Various types of polysaccharides are known, such as plant-derived polysaccharides (e.g., starch and cellulose), microorganism-derived polysaccharides (e.g., xanthan), and higher organism-derived polysaccharides (e.g., hyaluronan, heparin, and chondroitin). These polysaccharides are used in medicinal products, food products, general industrial applications, and other various applications.
Hyaluronan, for example, is found in high quantity in biological tissues, such as bovine eyes, rooster combs, shock-absorbing tissue of animals, placentas, cancer cells, and skin. Hyaluronan is a linear polysaccharide consisting of alternating glucuronic acid and N-acetylglucosamine bonded by β1,3 and β1,4 linkages, and is a high molecular weight glucosaminoglycan having a molecular weight of 105 to 106 Da. Hyaluronan is characterized by its high viscosity, high moisturizing effect, excellent lubricating effect against physical friction, and protective effect against bacterial and other invasions.
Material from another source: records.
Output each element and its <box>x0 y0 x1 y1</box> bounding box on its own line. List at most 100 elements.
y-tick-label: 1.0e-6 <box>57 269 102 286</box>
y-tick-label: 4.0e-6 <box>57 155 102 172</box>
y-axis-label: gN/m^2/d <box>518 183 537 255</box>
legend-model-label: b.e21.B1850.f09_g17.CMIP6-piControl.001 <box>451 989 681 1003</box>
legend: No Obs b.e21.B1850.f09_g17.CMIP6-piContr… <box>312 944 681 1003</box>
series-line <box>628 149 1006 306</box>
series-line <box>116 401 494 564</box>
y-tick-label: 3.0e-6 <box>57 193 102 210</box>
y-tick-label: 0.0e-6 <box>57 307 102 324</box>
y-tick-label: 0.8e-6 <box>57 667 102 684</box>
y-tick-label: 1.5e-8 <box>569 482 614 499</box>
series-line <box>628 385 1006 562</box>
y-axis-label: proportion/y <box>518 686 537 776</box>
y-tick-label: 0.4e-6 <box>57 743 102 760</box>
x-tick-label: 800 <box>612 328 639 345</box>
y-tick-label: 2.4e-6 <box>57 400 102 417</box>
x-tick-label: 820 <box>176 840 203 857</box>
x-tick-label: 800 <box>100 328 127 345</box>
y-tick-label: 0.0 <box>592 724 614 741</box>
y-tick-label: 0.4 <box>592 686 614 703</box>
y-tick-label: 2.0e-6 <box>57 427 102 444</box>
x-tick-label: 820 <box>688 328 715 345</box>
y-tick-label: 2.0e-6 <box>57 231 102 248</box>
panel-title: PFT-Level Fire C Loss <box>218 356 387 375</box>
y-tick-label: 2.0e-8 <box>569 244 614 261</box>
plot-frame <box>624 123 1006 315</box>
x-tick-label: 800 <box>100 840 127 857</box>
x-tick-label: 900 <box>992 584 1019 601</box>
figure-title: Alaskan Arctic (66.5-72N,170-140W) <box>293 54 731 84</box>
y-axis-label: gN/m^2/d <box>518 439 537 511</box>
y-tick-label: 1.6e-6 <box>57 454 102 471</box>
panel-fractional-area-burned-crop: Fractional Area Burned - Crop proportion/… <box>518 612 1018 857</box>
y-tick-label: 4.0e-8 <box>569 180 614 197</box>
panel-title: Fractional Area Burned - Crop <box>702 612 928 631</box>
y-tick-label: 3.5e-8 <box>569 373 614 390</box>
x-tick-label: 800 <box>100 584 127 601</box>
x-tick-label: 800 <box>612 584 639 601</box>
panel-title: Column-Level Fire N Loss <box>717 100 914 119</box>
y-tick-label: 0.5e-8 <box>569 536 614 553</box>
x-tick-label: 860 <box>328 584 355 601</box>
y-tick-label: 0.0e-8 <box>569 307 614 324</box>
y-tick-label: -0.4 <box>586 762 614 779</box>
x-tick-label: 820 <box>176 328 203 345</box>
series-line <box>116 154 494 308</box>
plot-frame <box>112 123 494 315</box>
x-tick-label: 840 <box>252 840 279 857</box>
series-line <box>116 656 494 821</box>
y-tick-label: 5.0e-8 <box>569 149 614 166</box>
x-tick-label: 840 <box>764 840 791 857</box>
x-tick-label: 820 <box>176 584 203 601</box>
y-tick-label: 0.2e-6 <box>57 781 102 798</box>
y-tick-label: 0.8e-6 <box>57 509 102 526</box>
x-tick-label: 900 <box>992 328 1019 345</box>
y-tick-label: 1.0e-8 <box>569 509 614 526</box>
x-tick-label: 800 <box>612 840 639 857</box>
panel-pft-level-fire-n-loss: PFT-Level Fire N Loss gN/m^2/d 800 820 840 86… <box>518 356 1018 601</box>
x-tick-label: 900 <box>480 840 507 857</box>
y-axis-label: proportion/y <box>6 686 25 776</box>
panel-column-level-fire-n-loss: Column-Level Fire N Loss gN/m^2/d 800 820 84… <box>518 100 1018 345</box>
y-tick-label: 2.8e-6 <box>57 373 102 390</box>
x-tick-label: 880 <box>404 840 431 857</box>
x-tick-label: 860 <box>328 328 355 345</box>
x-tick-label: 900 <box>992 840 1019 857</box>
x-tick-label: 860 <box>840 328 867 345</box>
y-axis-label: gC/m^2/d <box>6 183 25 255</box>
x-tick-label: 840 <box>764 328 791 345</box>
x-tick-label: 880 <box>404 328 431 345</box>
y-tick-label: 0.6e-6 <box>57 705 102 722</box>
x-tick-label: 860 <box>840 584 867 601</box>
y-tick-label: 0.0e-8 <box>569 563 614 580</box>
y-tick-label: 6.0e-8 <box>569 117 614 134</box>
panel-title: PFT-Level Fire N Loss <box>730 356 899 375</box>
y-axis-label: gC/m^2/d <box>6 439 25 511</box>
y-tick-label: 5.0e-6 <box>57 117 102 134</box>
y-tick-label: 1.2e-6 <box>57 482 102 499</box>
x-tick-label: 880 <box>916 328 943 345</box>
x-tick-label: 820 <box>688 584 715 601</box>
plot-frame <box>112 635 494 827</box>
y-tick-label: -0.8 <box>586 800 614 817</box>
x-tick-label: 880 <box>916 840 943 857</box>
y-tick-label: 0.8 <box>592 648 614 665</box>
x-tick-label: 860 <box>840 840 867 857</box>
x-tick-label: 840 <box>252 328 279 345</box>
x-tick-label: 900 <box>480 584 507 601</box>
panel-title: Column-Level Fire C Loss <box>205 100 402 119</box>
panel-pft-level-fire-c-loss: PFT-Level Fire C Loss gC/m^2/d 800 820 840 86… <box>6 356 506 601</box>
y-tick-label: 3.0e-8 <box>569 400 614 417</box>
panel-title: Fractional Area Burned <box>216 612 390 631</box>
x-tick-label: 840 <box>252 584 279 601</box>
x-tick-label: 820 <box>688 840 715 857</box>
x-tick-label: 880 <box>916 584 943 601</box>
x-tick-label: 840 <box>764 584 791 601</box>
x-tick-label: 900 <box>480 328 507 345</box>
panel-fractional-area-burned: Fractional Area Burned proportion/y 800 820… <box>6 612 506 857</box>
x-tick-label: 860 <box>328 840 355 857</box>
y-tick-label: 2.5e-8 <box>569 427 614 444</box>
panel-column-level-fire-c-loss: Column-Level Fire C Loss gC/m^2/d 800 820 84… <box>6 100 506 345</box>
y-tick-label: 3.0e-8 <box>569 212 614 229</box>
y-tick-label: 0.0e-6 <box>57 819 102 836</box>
Because of these characteristics, hyaluronan is widely used as a cosmetic additive and a pharmaceutical additive (e.g., arthritis treatment agent, wound dressing agent, ophthalmic surgery adjuvant, and post-surgery anti-adhesion agent).
Widely known methods for producing hyaluronan include: (1) a method for extracting hyaluronan from the biological tissues (extraction method) (Patent Literatures 1 and 2), and (2) a method for collecting hyaluronan from a culture of microorganisms having an ability to produce hyaluronan in the presence of a sugar such as glucose (microorganism culture method) (Patent Literatures 3 and 4).
Unfortunately, the hyaluronan produced by the extraction method (1) contains impurities such as chondroitin sulfate and glycosaminoglycan sulfate. Hence, a complicated purification process is required in order to remove these impurities.
In the hyaluronan production by the microorganism culture method (2), an increase in the hyaluronan production entails an increase in the viscosity of the culture medium, making it difficult to stir for aeration. As stirring for aeration becomes more difficult, the hyaluronan production will eventually stop. Thus, the microorganism culture method unfortunately has very low hyaluronan production efficiency. In addition, because of the high viscosity of the culture medium, the method requires a complicated purification process in order to remove the microorganisms used. Further, hyaluronan-degrading enzymes present in the microorganisms degrade the produced hyaluronan, causing problems such as no increase in the molecular weight of the hyaluronan and high heterogeneity in the molecular weight.
Also in the case of other polysaccharides besides hyaluronan, the extraction method involves contamination with various impurities, and the microorganism culture method has drawbacks such as low production efficiency, no increase in the molecular weight, and high heterogeneity in the molecular weight.
Thus, a method for producing a polysaccharide using a polysaccharide synthase (enzymatic synthesis method) has been considered as a third method that does not involve biological tissue extraction or microorganism cultivation. For example, a method that uses a hyaluronan synthase is known (Non-Patent Literature 1). Unfortunately, the enzymatic synthesis method has drawbacks such as requirement for a large amount of enzyme, low production efficiency, and a low yield. Thus, the method remains at the laboratory level and its application at the industrial level is yet to be considered.